Government backs property logbooks – The Law Society Gazette advised the government is likely to push sellers to provide more up front information about their property before it goes on the market to make the homebuying process quicker, cheaper and less stressful.
The Ministry of Housing, Communities & Local Government, which has pledged to fix what it considers to be a ‘broken’ housing market, confirmed its intentions at a conference yesterday. A panel discussion entitled ‘Can you really digitise the homebuying process?’ featured at trade association UK Finance’s Annual Mortgage Conference, held at Eversheds Sutherland’s London office.

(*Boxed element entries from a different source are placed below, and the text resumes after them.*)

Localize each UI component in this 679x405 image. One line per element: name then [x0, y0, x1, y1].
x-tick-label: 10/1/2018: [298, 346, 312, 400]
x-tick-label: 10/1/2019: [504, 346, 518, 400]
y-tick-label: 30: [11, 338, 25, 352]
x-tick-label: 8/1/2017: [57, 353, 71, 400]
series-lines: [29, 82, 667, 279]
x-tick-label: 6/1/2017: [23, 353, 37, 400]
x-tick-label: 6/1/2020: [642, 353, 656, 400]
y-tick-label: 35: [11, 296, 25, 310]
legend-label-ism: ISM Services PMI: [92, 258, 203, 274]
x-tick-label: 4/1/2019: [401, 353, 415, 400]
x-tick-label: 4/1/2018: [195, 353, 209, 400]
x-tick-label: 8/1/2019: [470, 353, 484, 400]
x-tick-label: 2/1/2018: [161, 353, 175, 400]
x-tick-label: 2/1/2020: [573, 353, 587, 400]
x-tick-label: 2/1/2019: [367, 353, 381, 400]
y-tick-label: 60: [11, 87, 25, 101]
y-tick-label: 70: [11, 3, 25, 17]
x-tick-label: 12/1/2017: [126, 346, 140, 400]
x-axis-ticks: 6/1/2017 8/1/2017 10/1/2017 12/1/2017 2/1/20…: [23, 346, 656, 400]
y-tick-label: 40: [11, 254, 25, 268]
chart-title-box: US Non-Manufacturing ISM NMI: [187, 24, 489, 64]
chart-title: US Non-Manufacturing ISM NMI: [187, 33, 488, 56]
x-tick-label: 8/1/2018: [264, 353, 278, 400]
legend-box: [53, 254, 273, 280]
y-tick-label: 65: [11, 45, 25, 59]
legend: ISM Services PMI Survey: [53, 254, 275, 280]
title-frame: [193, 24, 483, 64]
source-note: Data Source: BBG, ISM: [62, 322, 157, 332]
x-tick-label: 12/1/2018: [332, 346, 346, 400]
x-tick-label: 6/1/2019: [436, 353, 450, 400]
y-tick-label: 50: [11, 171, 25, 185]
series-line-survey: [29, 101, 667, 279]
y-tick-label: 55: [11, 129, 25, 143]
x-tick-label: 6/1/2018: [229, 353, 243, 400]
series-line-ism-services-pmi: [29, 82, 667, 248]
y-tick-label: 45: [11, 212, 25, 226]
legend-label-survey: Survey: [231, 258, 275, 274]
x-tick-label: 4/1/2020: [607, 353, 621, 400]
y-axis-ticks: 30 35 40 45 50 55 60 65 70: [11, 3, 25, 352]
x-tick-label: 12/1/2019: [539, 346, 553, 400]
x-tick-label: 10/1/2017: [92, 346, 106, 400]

The ministry’s Matt Prior said that with leasehold properties, for instance, it is not ‘unreasonable’ to tell prospective buyers how many years are left on a lease and what the service charge is. It is ‘ridiculous’ that such information is not provided up front, he said.
Prior said up front information allows people to make more informed decisions: ‘My neighbour moved recently. They’ve got a brilliant stream in the garden. I thought “if it rains, will it flood the garden?” But they’re happy with it. If you know that up front you can make that decision. If it takes weeks for your conveyancer to discover that and you decide you don’t fancy the property being flooded, you will potentially pull out at a later stage.’
The homebuying process currently takes 19 weeks on average, which Prior considers ‘a hell of a long time to wait’. The cost of failed transactions adds up to £270m a year.